Calvin: But, someone will say, does God not know, even without being reminded, both in what respect we are troubled and what is expedient for us, so that it may seem in a sense superfluous that he should be stirred up by our prayers—as if he were drowsily blinking or even sleeping until he is aroused by our voice? But they who thus reason do not observe to what end the Lord instructed his people to pray, for he ordained it not so much
for his own sake as for ours…Therefore they act with excessive foolishness who, to call men’s minds away from prayer, babble that God’s providence, standing guard over all things, is vainly importuned with our entreaties, inasmuch as the Lord has not, on the contrary, vainly attested that “he is near... to all who call
upon his name in truth” [Psalm 145:18, cf. Comm. and Vg.]. Quite like this is what others prate: that it is superfluous for them to petition for things that the Lord is gladly ready to bestow, while those very things
which flow to us from his voluntary liberality he would have us recognize as granted to our prayers. That memorable saying of the psalm attests this, and to it many similar passages correspond: “For the eyes of the
Lord are upon the righteous, and his ears toward their prayers” Peter 3:12; Psalm 34:15; cf. 33:16, Vg.]. This sentence so commends the providence of God—intent of his own accord upon caring for the salvation of the godly—as yet not to omit the exercise of faith, by which men’s minds are cleansed of indolence. The eyes of God are therefore watchful to assist the blind in their necessity, but he is willing in turn to hear our groanings that he may the better prove his love toward us. (III.20.3)

Jesus said that God knows what you need before you ask him. Yet Jesus still says to pray. In fact, Jesus indicated that God longs for us to talk to him and ask of him- “seek and you will find, ask and it will be given to you, knock and the door will be opened to you. Jesus sees no conflict between God’s foreknowledge and our need to pray. He does see a conflict with God’s foreknowledge and repetitive babbling in prayer. He also sees a conflict between praying for show and God’s omniscience. God knows our hearts when we pray.

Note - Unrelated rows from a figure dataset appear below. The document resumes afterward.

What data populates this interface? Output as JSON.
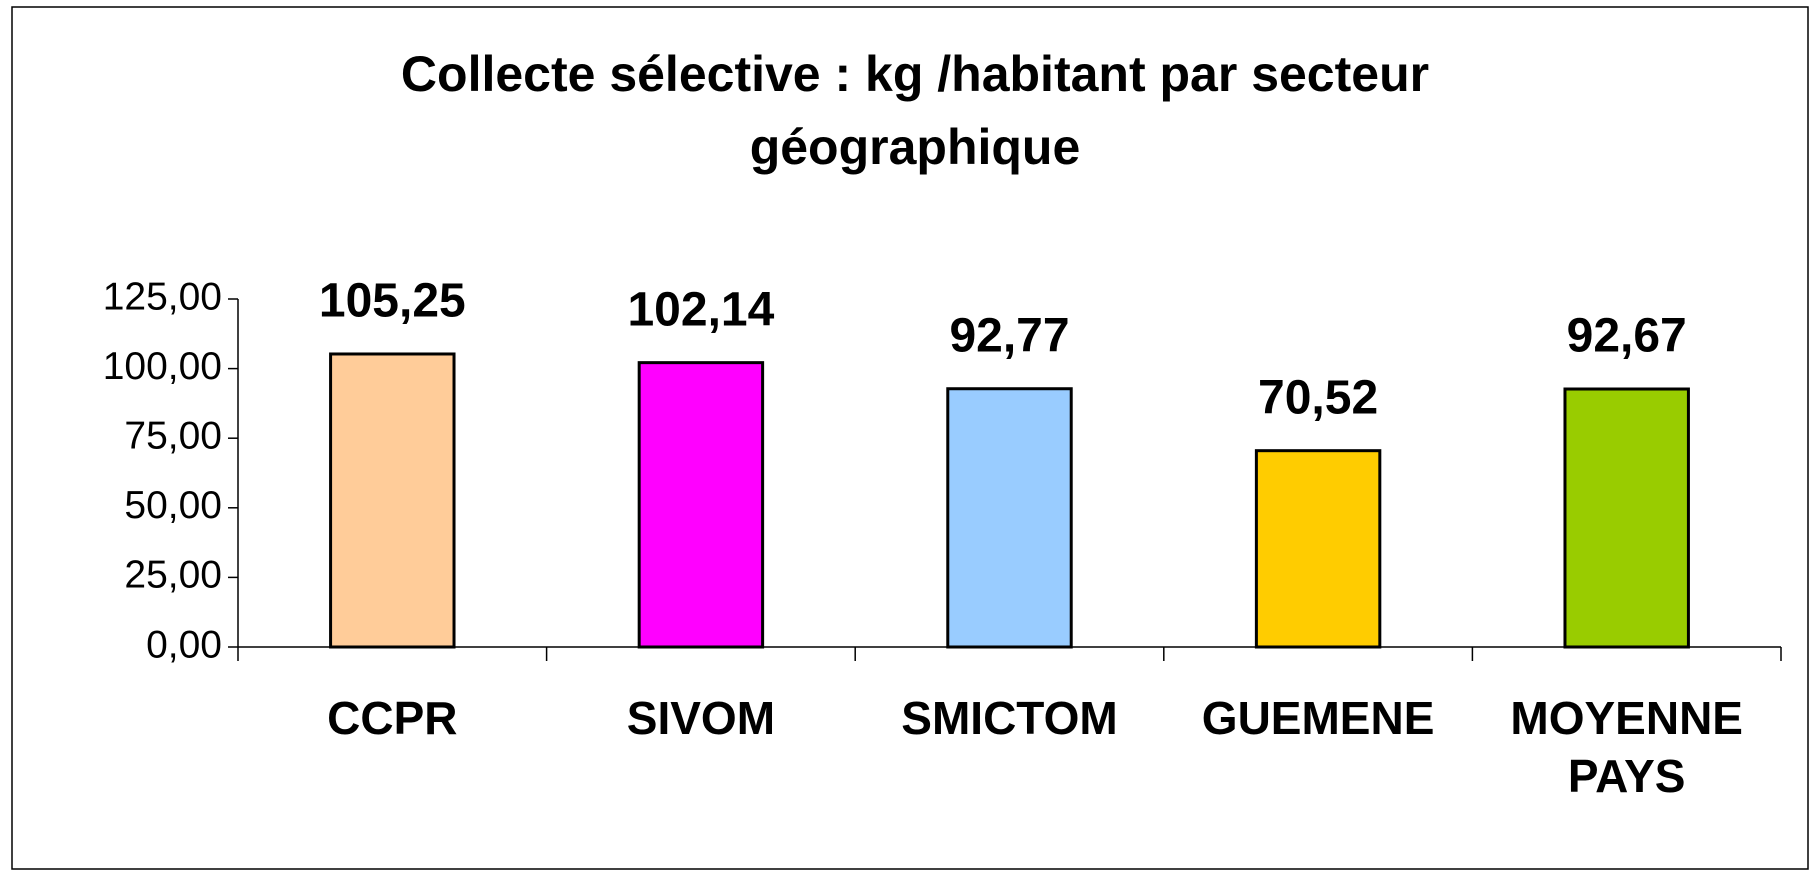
{
  "chart_data": {
    "type": "bar",
    "title": "Collecte sélective  : kg /habitant par secteur géographique",
    "categories": [
      "CCPR",
      "SIVOM",
      "SMICTOM",
      "GUEMENE",
      "MOYENNE PAYS"
    ],
    "values": [
      105.25,
      102.14,
      92.77,
      70.52,
      92.67
    ],
    "value_labels": [
      "105,25",
      "102,14",
      "92,77",
      "70,52",
      "92,67"
    ],
    "colors": [
      "#ffcc99",
      "#ff00ff",
      "#99ccff",
      "#ffcc00",
      "#99cc00"
    ],
    "ylim": [
      0,
      125
    ],
    "yticks": [
      {
        "value": 0,
        "label": "0,00"
      },
      {
        "value": 25,
        "label": "25,00"
      },
      {
        "value": 50,
        "label": "50,00"
      },
      {
        "value": 75,
        "label": "75,00"
      },
      {
        "value": 100,
        "label": "100,00"
      },
      {
        "value": 125,
        "label": "125,00"
      }
    ],
    "grid": false
  }
}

Similarly, people have always criticized Calvin’s emphasis on God’s foreknowledge or foreordination and doing anything- including prayer. The similar criticism is that if God has already planned it, then why do anything (including pray)? Typically, Calvin’s first line of defense is the scriptures themselves. Calvin didn’t just make up this stuff on his own. We pray because God has told us that it is important in scripture- no matter what we believe about predestination or foreordination or God’s omniscient foreknowledge. If it is no conflict to God, to Jesus, to the people of God, then it should be something we can live with as well. Second Calvin gives philosophical reasons. God includes our prayers in His plans and knowledge. God doesn’t know and plan despite us- but through us- and in a sense with us. He incorporates our prayers and the answer to our prayers into his design. Finally, there is the human element. For Calvin, prayer is more for us. It is for our benefit that we would learn to be grateful to God, to worship God, and to experience the reality of God in our lives.

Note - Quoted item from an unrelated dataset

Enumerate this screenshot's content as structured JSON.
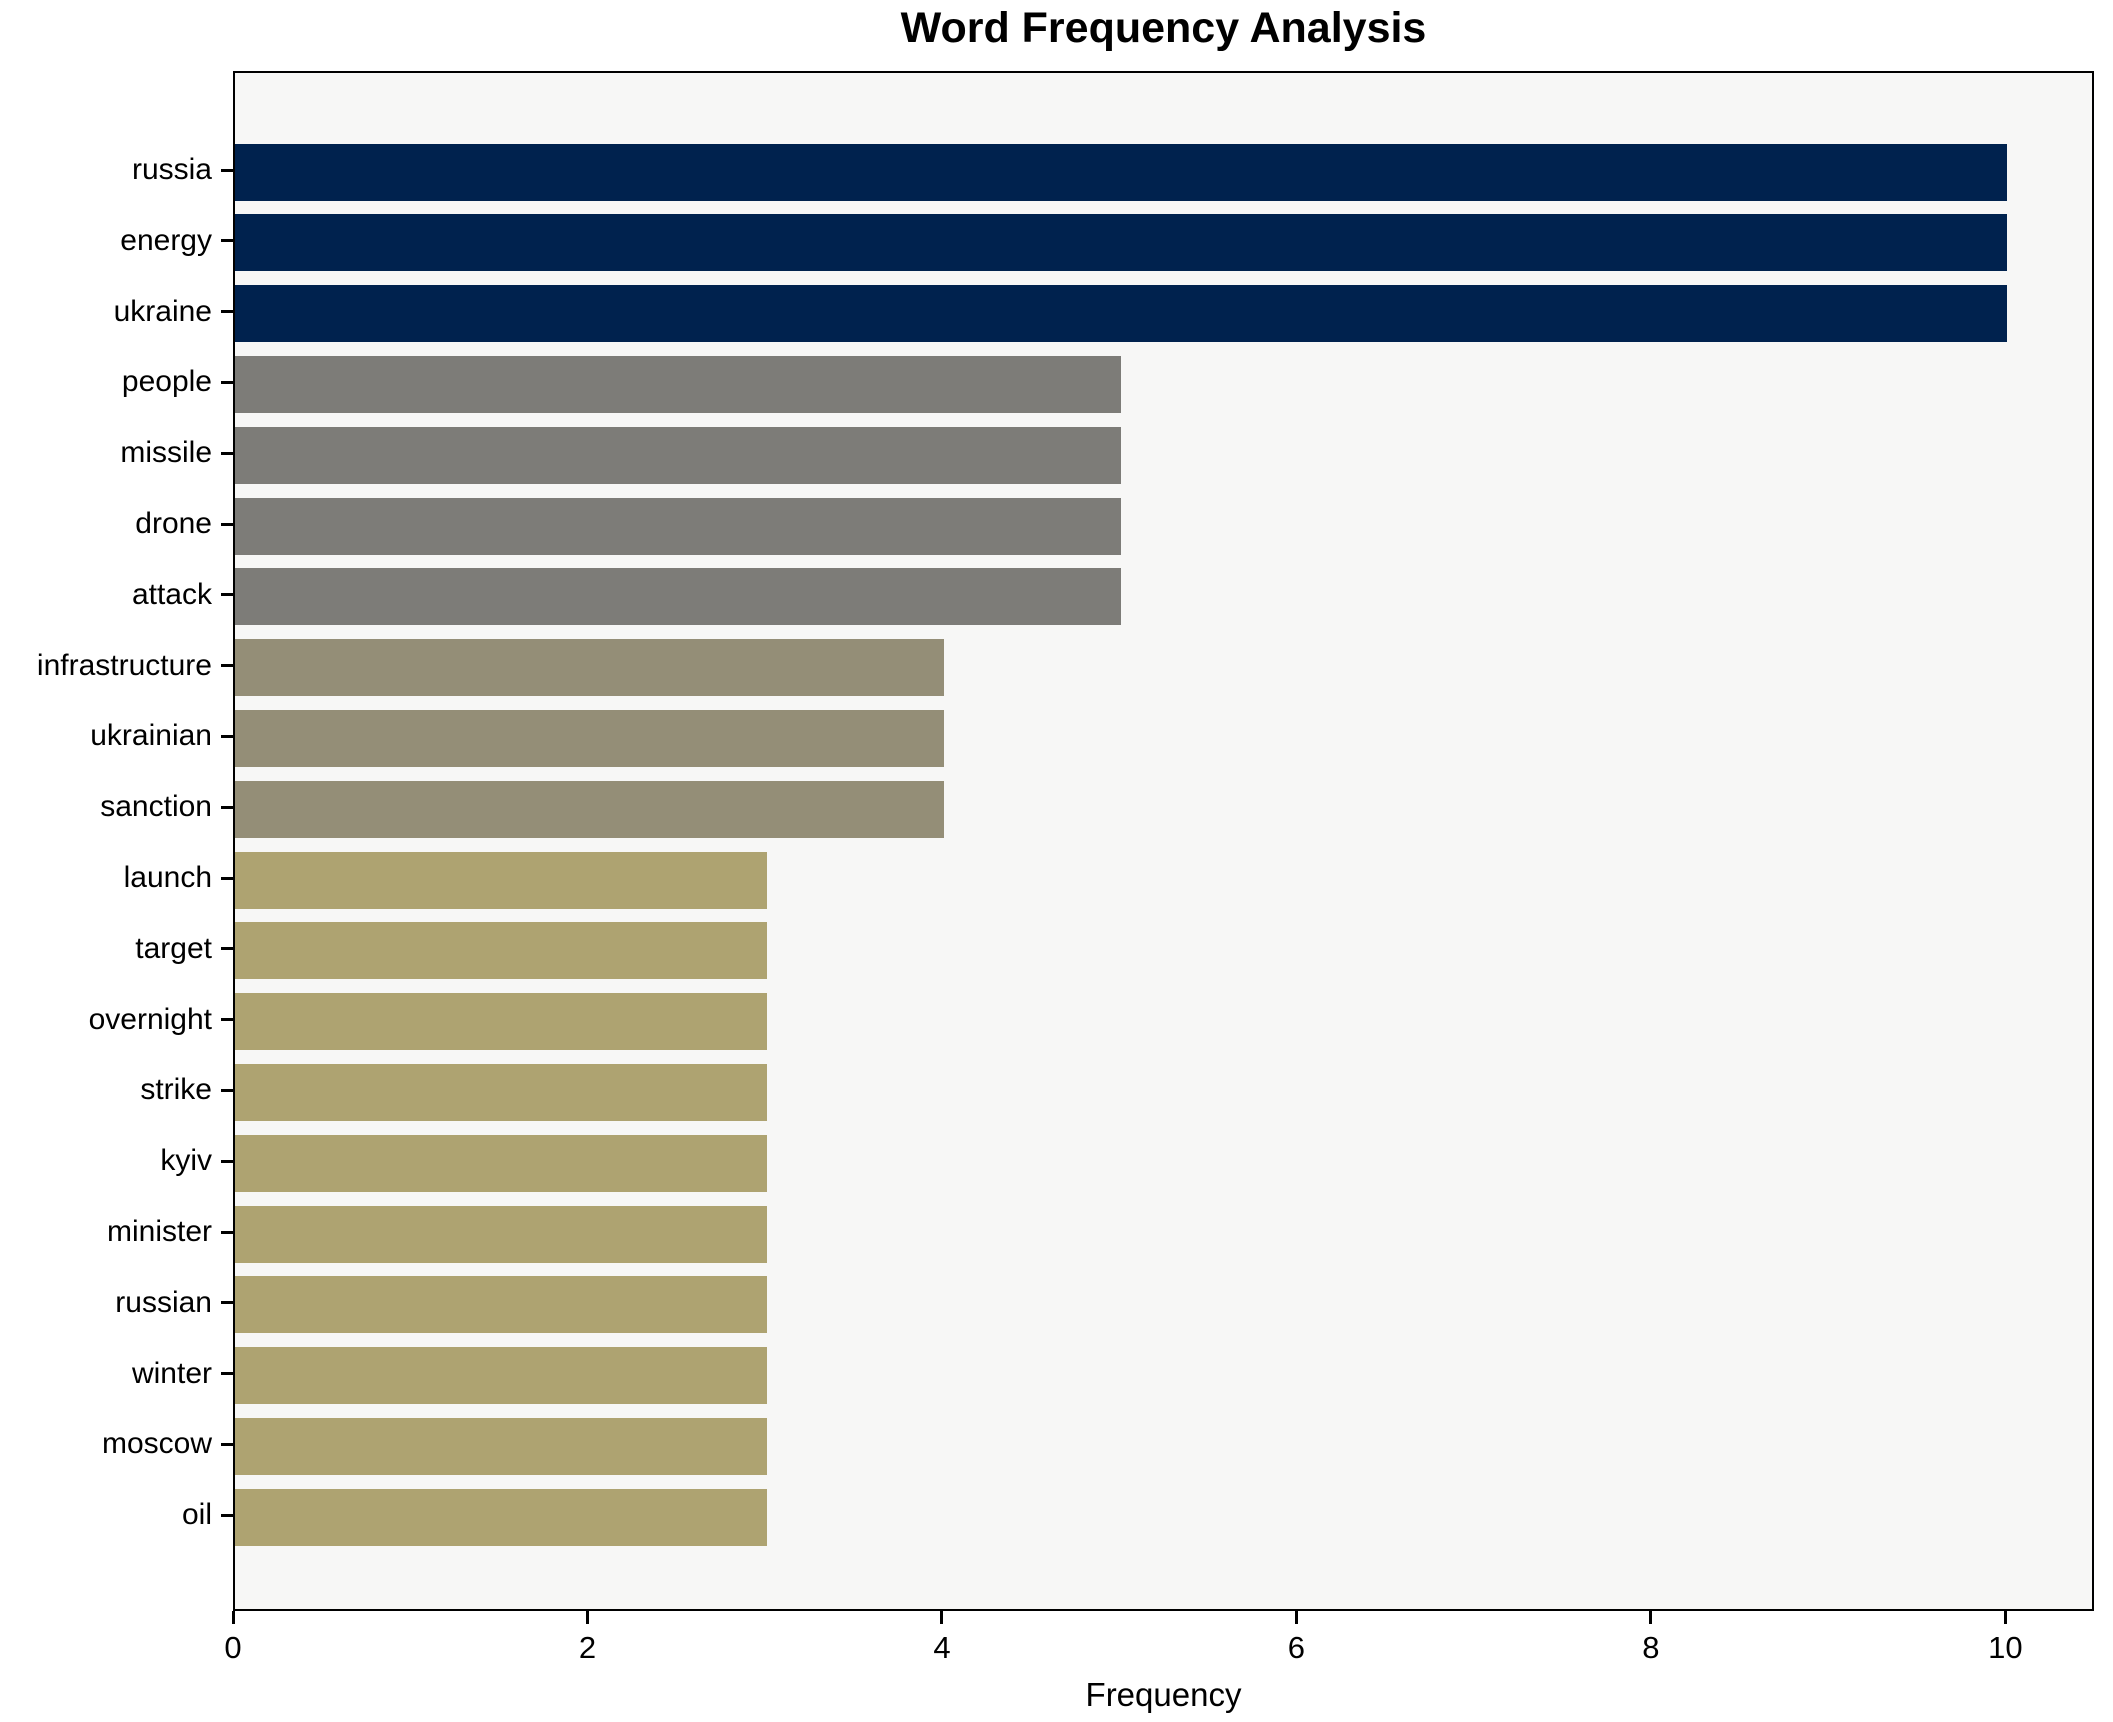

Today is National Day of Prayer. It is a day to pray for our nation, and our nation desperately needs it. We have turned away and it appears we are still turning. Last week I read a survey that said that despite all the problems in our country- economic downturn, war, plague, church attendance has not increased. I believe this is the first time in the history of our country that when troubles come we do not come back to God in humility and worship. There are prayer meetings all over the country today, and it would be great to take part either by going or in prayer.

Prayer: Thank you God for the gift of prayer. Help us to use that gift today. Here our prayer for our country and for us. Amen.